No terceiro capítulo de A Nova Ciência da Política, o filósofo e cientista político germano-americano Eric Voeligen, na esteira do propósito da obra, faz uma análise do problema da representação no império romano. O que e a quem o imperador representa? A teologia “pagã” funcionava como teologia supernaturalis, mas necessária e imprescindivelmente também como teologia civilis. O destino da política estava diretamente atrelado ao culto devido aos deuses: se as coisas iam bem, era graças aos sacrifícios prestados e à sua proteção; se iam mal, era sinal que a adoração havia falhado de alguma maneira. Isto é, a funcionalidade da sociedade dependia diretamente da intervenção dos deuses no mundo e a expectativa das pessoas era que os deuses intervissem; fazer parte da sociedade em questão envolvia necessariamente a adoração dos mesmos deuses, já nas palavras de Rousseau “(…) seu governo não distinguia seus deuses de suas leis” (ROUSSEAU, 1989, p. 150).
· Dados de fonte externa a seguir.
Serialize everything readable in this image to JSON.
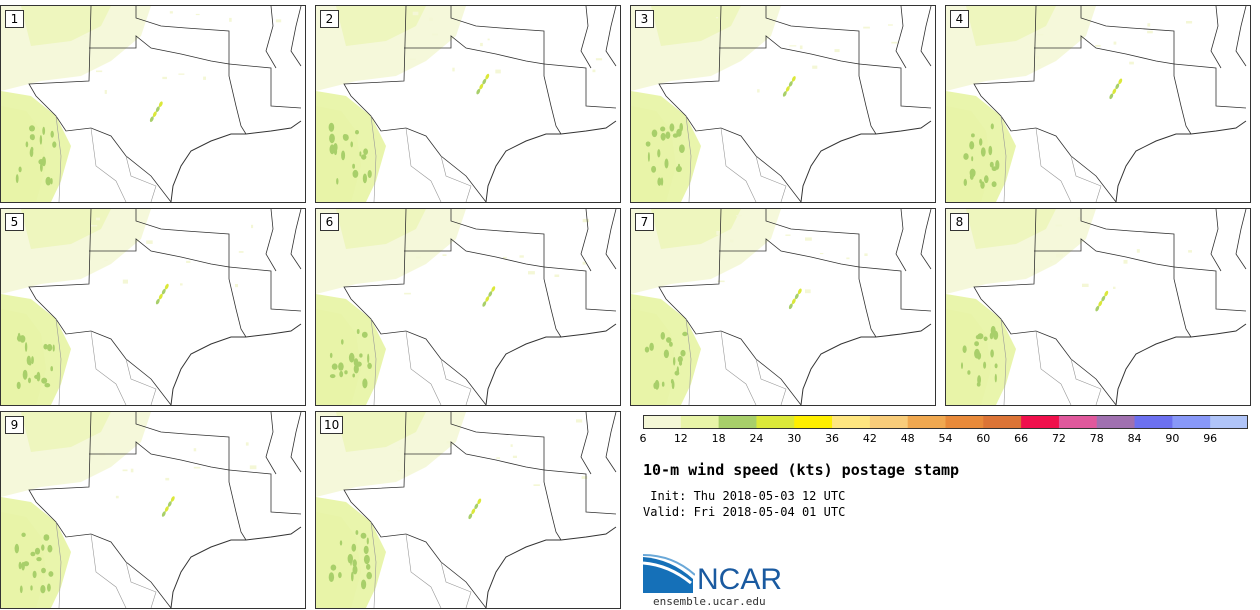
{
  "figure": {
    "title": "10-m wind speed (kts) postage stamp",
    "init": " Init: Thu 2018-05-03 12 UTC",
    "valid": "Valid: Fri 2018-05-04 01 UTC",
    "source_url": "ensemble.ucar.edu",
    "logo_text": "NCAR"
  },
  "members": [
    {
      "label": "1"
    },
    {
      "label": "2"
    },
    {
      "label": "3"
    },
    {
      "label": "4"
    },
    {
      "label": "5"
    },
    {
      "label": "6"
    },
    {
      "label": "7"
    },
    {
      "label": "8"
    },
    {
      "label": "9"
    },
    {
      "label": "10"
    }
  ],
  "colorbar": {
    "ticks": [
      "6",
      "12",
      "18",
      "24",
      "30",
      "36",
      "42",
      "48",
      "54",
      "60",
      "66",
      "72",
      "78",
      "84",
      "90",
      "96"
    ],
    "bins": [
      6,
      12,
      18,
      24,
      30,
      36,
      42,
      48,
      54,
      60,
      66,
      72,
      78,
      84,
      90,
      96,
      102
    ],
    "colors": [
      "#f4f7d6",
      "#e8f4a8",
      "#a8cf6a",
      "#dbe83a",
      "#ffef00",
      "#ffe680",
      "#f8cc7a",
      "#f0a850",
      "#e88a3a",
      "#dc7436",
      "#f0104c",
      "#e0589c",
      "#a070b0",
      "#6c70f0",
      "#8898f8",
      "#b0c4f8"
    ]
  }
}
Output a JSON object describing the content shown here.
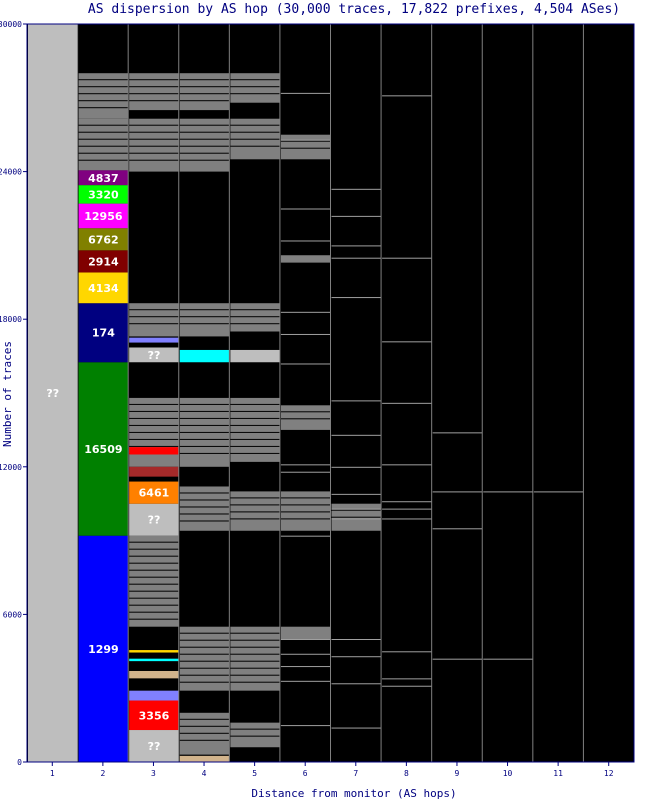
{
  "chart_data": {
    "type": "bar",
    "title": "AS dispersion by AS hop (30,000 traces, 17,822 prefixes, 4,504 ASes)",
    "xlabel": "Distance from monitor (AS hops)",
    "ylabel": "Number of traces",
    "ylim": [
      0,
      30000
    ],
    "yticks": [
      "0",
      "6000",
      "12000",
      "18000",
      "24000",
      "30000"
    ],
    "categories": [
      "1",
      "2",
      "3",
      "4",
      "5",
      "6",
      "7",
      "8",
      "9",
      "10",
      "11",
      "12"
    ],
    "background_color": "#000000",
    "unknown_color": "#bebebe",
    "other_color": "#808080",
    "segments": [
      {
        "hop": 1,
        "as": "??",
        "start": 0,
        "end": 30000,
        "color": "#bebebe"
      },
      {
        "hop": 2,
        "as": "1299",
        "start": 0,
        "end": 9200,
        "color": "#0000ff"
      },
      {
        "hop": 2,
        "as": "16509",
        "start": 9200,
        "end": 16250,
        "color": "#008000"
      },
      {
        "hop": 2,
        "as": "174",
        "start": 16250,
        "end": 18650,
        "color": "#000080"
      },
      {
        "hop": 2,
        "as": "4134",
        "start": 18650,
        "end": 19900,
        "color": "#ffd700"
      },
      {
        "hop": 2,
        "as": "2914",
        "start": 19900,
        "end": 20800,
        "color": "#800000"
      },
      {
        "hop": 2,
        "as": "6762",
        "start": 20800,
        "end": 21700,
        "color": "#808000"
      },
      {
        "hop": 2,
        "as": "12956",
        "start": 21700,
        "end": 22700,
        "color": "#ff00ff"
      },
      {
        "hop": 2,
        "as": "3320",
        "start": 22700,
        "end": 23450,
        "color": "#00ff00"
      },
      {
        "hop": 2,
        "as": "4837",
        "start": 23450,
        "end": 24050,
        "color": "#800080"
      },
      {
        "hop": 3,
        "as": "??",
        "start": 0,
        "end": 1300,
        "color": "#bebebe"
      },
      {
        "hop": 3,
        "as": "3356",
        "start": 1300,
        "end": 2500,
        "color": "#ff0000"
      },
      {
        "hop": 3,
        "as": "",
        "start": 2500,
        "end": 2900,
        "color": "#8080ff"
      },
      {
        "hop": 3,
        "as": "",
        "start": 3400,
        "end": 3700,
        "color": "#d2b48c"
      },
      {
        "hop": 3,
        "as": "",
        "start": 4100,
        "end": 4200,
        "color": "#00ffff"
      },
      {
        "hop": 3,
        "as": "",
        "start": 4450,
        "end": 4550,
        "color": "#ffd700"
      },
      {
        "hop": 3,
        "as": "??",
        "start": 9200,
        "end": 10500,
        "color": "#bebebe"
      },
      {
        "hop": 3,
        "as": "6461",
        "start": 10500,
        "end": 11400,
        "color": "#ff8000"
      },
      {
        "hop": 3,
        "as": "",
        "start": 11600,
        "end": 12000,
        "color": "#a52a2a"
      },
      {
        "hop": 3,
        "as": "",
        "start": 12500,
        "end": 12800,
        "color": "#ff0000"
      },
      {
        "hop": 3,
        "as": "??",
        "start": 16250,
        "end": 16850,
        "color": "#bebebe"
      },
      {
        "hop": 3,
        "as": "",
        "start": 17050,
        "end": 17250,
        "color": "#8080ff"
      },
      {
        "hop": 4,
        "as": "",
        "start": 0,
        "end": 250,
        "color": "#d2b48c"
      },
      {
        "hop": 4,
        "as": "",
        "start": 16250,
        "end": 16750,
        "color": "#00ffff"
      },
      {
        "hop": 5,
        "as": "",
        "start": 16250,
        "end": 16750,
        "color": "#bebebe"
      }
    ],
    "other_blocks": [
      {
        "hop": 2,
        "start": 24050,
        "end": 26150
      },
      {
        "hop": 2,
        "start": 26150,
        "end": 28000
      },
      {
        "hop": 3,
        "start": 5500,
        "end": 9200
      },
      {
        "hop": 3,
        "start": 12000,
        "end": 14800
      },
      {
        "hop": 3,
        "start": 17300,
        "end": 18650
      },
      {
        "hop": 3,
        "start": 24000,
        "end": 26150
      },
      {
        "hop": 3,
        "start": 26500,
        "end": 28000
      },
      {
        "hop": 4,
        "start": 300,
        "end": 2000
      },
      {
        "hop": 4,
        "start": 2900,
        "end": 5500
      },
      {
        "hop": 4,
        "start": 9400,
        "end": 11200
      },
      {
        "hop": 4,
        "start": 12000,
        "end": 14800
      },
      {
        "hop": 4,
        "start": 17300,
        "end": 18650
      },
      {
        "hop": 4,
        "start": 24000,
        "end": 26150
      },
      {
        "hop": 4,
        "start": 26500,
        "end": 28000
      },
      {
        "hop": 5,
        "start": 600,
        "end": 1600
      },
      {
        "hop": 5,
        "start": 2900,
        "end": 5500
      },
      {
        "hop": 5,
        "start": 9400,
        "end": 11000
      },
      {
        "hop": 5,
        "start": 12200,
        "end": 14800
      },
      {
        "hop": 5,
        "start": 17500,
        "end": 18650
      },
      {
        "hop": 5,
        "start": 24500,
        "end": 26150
      },
      {
        "hop": 5,
        "start": 26800,
        "end": 28000
      },
      {
        "hop": 6,
        "start": 5000,
        "end": 5500
      },
      {
        "hop": 6,
        "start": 9400,
        "end": 11000
      },
      {
        "hop": 6,
        "start": 13500,
        "end": 14500
      },
      {
        "hop": 6,
        "start": 20300,
        "end": 20600
      },
      {
        "hop": 6,
        "start": 24500,
        "end": 25500
      },
      {
        "hop": 7,
        "start": 9400,
        "end": 10500
      }
    ]
  }
}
No bojo da ascensão do cristianismo (também com a proposta de servir de teologia civil, de proteger melhor o império que os velhos deuses), contudo, uma “desdivinização” do mundo ocorreu. A realidade passou a estar irremediavelmente cindida. Santo Agostinho nomeou a cisão em “Cidade de Deus” ou Cidade Celeste e “Cidade dos Homens” ou Cidade Terrestre. O cristianismo pode até ser a religião de Estado, mas príncipe e pontífice são pessoas distintas e o tipo de religiosidade que opera essa divisão é, para Rousseau, “tão evidentemente mau que constitui perda de tempo o divertimento de demonstrá-lo” (ROUSSEAU, 1989, p. 154), visto que “tudo quanto rompe a unidade social não serve para nada” (ibidem). O critério que depreendemos é bastante simples: se incrementa a coesão social é bom (o próprio sumo bem), se não o faz, então é mau.
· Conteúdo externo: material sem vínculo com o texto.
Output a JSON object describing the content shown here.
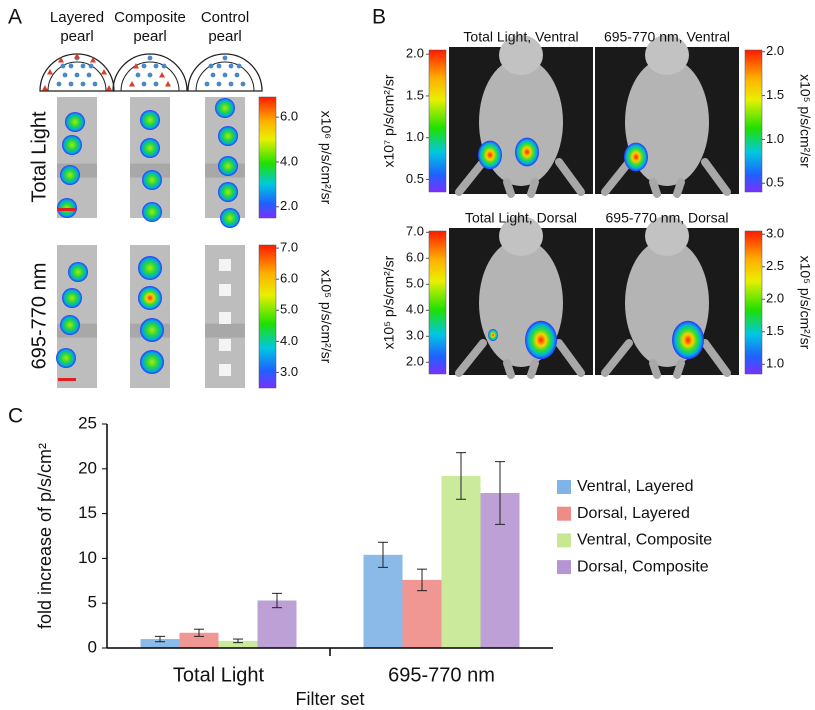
{
  "panel_a": {
    "label": "A",
    "columns": [
      [
        "Layered",
        "pearl"
      ],
      [
        "Composite",
        "pearl"
      ],
      [
        "Control",
        "pearl"
      ]
    ],
    "rows": [
      "Total Light",
      "695-770 nm"
    ],
    "colorbars": [
      {
        "label": "x10⁶ p/s/cm²/sr",
        "lim": [
          1.5,
          6.9
        ],
        "ticks": [
          {
            "value": 6,
            "label": "6.0"
          },
          {
            "value": 4,
            "label": "4.0"
          },
          {
            "value": 2,
            "label": "2.0"
          }
        ]
      },
      {
        "label": "x10⁵ p/s/cm²/sr",
        "lim": [
          2.5,
          7.1
        ],
        "ticks": [
          {
            "value": 7,
            "label": "7.0"
          },
          {
            "value": 6,
            "label": "6.0"
          },
          {
            "value": 5,
            "label": "5.0"
          },
          {
            "value": 4,
            "label": "4.0"
          },
          {
            "value": 3,
            "label": "3.0"
          }
        ]
      }
    ]
  },
  "panel_b": {
    "label": "B",
    "titles": [
      "Total Light, Ventral",
      "695-770 nm, Ventral",
      "Total Light, Dorsal",
      "695-770 nm, Dorsal"
    ],
    "colorbars": [
      {
        "label": "x10⁷ p/s/cm²/sr",
        "lim": [
          0.35,
          2.05
        ],
        "ticks": [
          {
            "value": 2,
            "label": "2.0"
          },
          {
            "value": 1.5,
            "label": "1.5"
          },
          {
            "value": 1,
            "label": "1.0"
          },
          {
            "value": 0.5,
            "label": "0.5"
          }
        ]
      },
      {
        "label": "x10⁵ p/s/cm²/sr",
        "lim": [
          0.4,
          2.02
        ],
        "ticks": [
          {
            "value": 2,
            "label": "2.0"
          },
          {
            "value": 1.5,
            "label": "1.5"
          },
          {
            "value": 1,
            "label": "1.0"
          },
          {
            "value": 0.5,
            "label": "0.5"
          }
        ]
      },
      {
        "label": "x10⁵ p/s/cm²/sr",
        "lim": [
          1.55,
          7.05
        ],
        "ticks": [
          {
            "value": 7,
            "label": "7.0"
          },
          {
            "value": 6,
            "label": "6.0"
          },
          {
            "value": 5,
            "label": "5.0"
          },
          {
            "value": 4,
            "label": "4.0"
          },
          {
            "value": 3,
            "label": "3.0"
          },
          {
            "value": 2,
            "label": "2.0"
          }
        ]
      },
      {
        "label": "x10⁵ p/s/cm²/sr",
        "lim": [
          0.85,
          3.05
        ],
        "ticks": [
          {
            "value": 3,
            "label": "3.0"
          },
          {
            "value": 2.5,
            "label": "2.5"
          },
          {
            "value": 2,
            "label": "2.0"
          },
          {
            "value": 1.5,
            "label": "1.5"
          },
          {
            "value": 1,
            "label": "1.0"
          }
        ]
      }
    ]
  },
  "chart_data": {
    "type": "bar",
    "panel_label": "C",
    "xlabel": "Filter set",
    "ylabel": "fold increase of p/s/cm²",
    "categories": [
      "Total Light",
      "695-770 nm"
    ],
    "series": [
      {
        "name": "Ventral, Layered",
        "color": "#80b3e6",
        "values": [
          1.0,
          10.4
        ],
        "errors": [
          0.3,
          1.4
        ]
      },
      {
        "name": "Dorsal, Layered",
        "color": "#ee8c88",
        "values": [
          1.7,
          7.6
        ],
        "errors": [
          0.4,
          1.2
        ]
      },
      {
        "name": "Ventral, Composite",
        "color": "#c6e890",
        "values": [
          0.8,
          19.2
        ],
        "errors": [
          0.2,
          2.6
        ]
      },
      {
        "name": "Dorsal, Composite",
        "color": "#b596d2",
        "values": [
          5.3,
          17.3
        ],
        "errors": [
          0.8,
          3.5
        ]
      }
    ],
    "ylim": [
      0,
      25
    ],
    "yticks": [
      0,
      5,
      10,
      15,
      20,
      25
    ]
  }
}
O chamado problema do “contratualismo” traz, à sua maneira, o mesmo problema à superfície do debate: um “contrato” humano calcado na política pode criar uma convivência harmoniosa perene? Rousseau acreditava que sim e, nessa sociedade, uma “teologia civil” se mostra indispensável, podendo haver um problema: o cristianismo pode ser uma pedra no sapato rumo à concretização da tal sociedade harmônica, visto que desdiviniza o mundo, minando a expectativa de uma ordem social terrena perfeita. Para o filósofo genebrino, o “cristianismo do Evangelho” cria maus soldados, despreza este mundo e esta vida e atrapalha a coesão social; ainda afirma que “uma sociedade de verdadeiros cristãos já não seria uma sociedade de homens” (ROUSSEAU, 1989, p. 155).

Grosso modo, um dos pontos axiais da obra de Eric Voegelin vai justamente na contramão dessa percepção rousseauniana: uma ciência política exclusivamente “positiva” é impossível pois o homem está irremediavelmente vinculado ao transcendental; há uma ordem suprema à qual a ordem social não pode ser dissociada e qualquer um que pretenda abordar o problema da representação sem tomar isso em conta enfrentará problemas.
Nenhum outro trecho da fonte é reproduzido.